Memmo Príncipe Real - Design Hotels
When you book Memmo Príncipe Real - Design Hotels in Lisbon, Portugal through our Design Hotels Collective partnership, your stay includes daily breakfast, room upgrades and flexible check-in and check-out.
Exclusive Booking Perks
- VIP status
- Daily breakfast for two
- Room upgrade/early check-in/late check-out (subject to availability)
- For Rooms: None
- For Suites: Tesla transfer from the airport to the hotel (minimum lead time of 48 hours)
Location
Príncipe Real sits on one of Lisbon's seven hills, its tree-lined streets fanning out from a garden square where old men play cards beneath magnolia branches. This is the city's design quarter, where antique dealers, independent bookshops, and concept stores occupy the ground floors of pastel-tiled townhouses. The neighbourhood wears its elegance lightly: you'll find hand-painted azulejo facades on one corner, a bare-brick wine bar on the next, the scent of roasting coffee drifting from century-old cafés.
Downhill to the east lies Bairro Alto and Chiado, where narrow cobbled lanes open onto mosaic-paved squares. The city's westernmost Atlantic light slants golden across the Tagus at sunset, turning the water silver-grey. Lisbon itself sprawls along the river's northern shore, one of Europe's oldest capitals, founded by Phoenicians and rebuilt after the 1755 earthquake that redrew its streets. You're in Santo António parish here, hemmed by the grand boulevards of Avenida da Liberdade to the east and the Moorish warrens of older quarters to the south.
Humberto Delgado Airport lies seven kilometres northeast, a quick metro ride or taxi into the city centre.

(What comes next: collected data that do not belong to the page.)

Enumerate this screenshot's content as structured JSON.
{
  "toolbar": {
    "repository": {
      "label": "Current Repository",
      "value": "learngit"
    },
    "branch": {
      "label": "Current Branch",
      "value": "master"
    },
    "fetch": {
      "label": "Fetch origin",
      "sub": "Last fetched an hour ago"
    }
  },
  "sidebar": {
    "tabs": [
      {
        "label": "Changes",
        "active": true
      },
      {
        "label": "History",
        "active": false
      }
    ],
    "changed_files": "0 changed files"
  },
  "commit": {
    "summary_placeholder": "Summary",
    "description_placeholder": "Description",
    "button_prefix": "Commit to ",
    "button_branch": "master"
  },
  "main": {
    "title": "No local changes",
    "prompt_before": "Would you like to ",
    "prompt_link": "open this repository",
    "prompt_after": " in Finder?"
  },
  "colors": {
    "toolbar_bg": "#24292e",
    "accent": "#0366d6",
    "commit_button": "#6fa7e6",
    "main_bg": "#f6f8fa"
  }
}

The surrounding streets reward wandering on foot. Mercado de Camões sits half a kilometre downhill, its vendors selling bacalhau, artisan cheeses, and bunches of coriander that perfume the entire hall. For serious dining, Belcanto holds two Michelin stars in Chiado, eight hundred metres south, where chef José Avellar interprets Portuguese tradition through creative tasting menus, squid rice reimagined with cuttlefish ink and caviar. Henrique Sá Pessoa, also two-starred, occupies a corner of the Páteo Bagatela courtyard just over a kilometre north, its garden terrace shaded by plane trees. Book a table for the chef's signature caldo verde, elevated beyond recognition yet still unmistakably Portuguese.
The neighbourhood itself is the attraction: window-shop along Rua Dom Pedro V, visit the miradouros perched above terracotta rooftops, or follow the scent of ginjinha into the side-street tascas that still serve it in chocolate cups. Mercado da Ribeira, a kilometre southwest, transforms into Time Out Market after dark, its stalls showcasing Lisbon's culinary breadth under one vaulted roof.
Summer arrives with bone-dry certainty in June and holds through September, the light turning harsh and white by midday, the air scented with jasmine from courtyard gardens. Mornings stay cool enough for walking; afternoons send locals into shuttered interiors until evening revives the streets.
Spring and autumn frame the best visiting months. April through May brings mild temperatures and occasional showers that leave the air clean, the gardens brilliant with wisteria. October still offers warmth without the crowds, the river light softer, the café terraces full through dusk.
Winter turns grey and wet, temperatures hovering in the low teens, rain sweeping in from the Atlantic. The city empties of tourists but gains a brooding beauty, the hills shrouded in mist, the tiled facades slick and gleaming.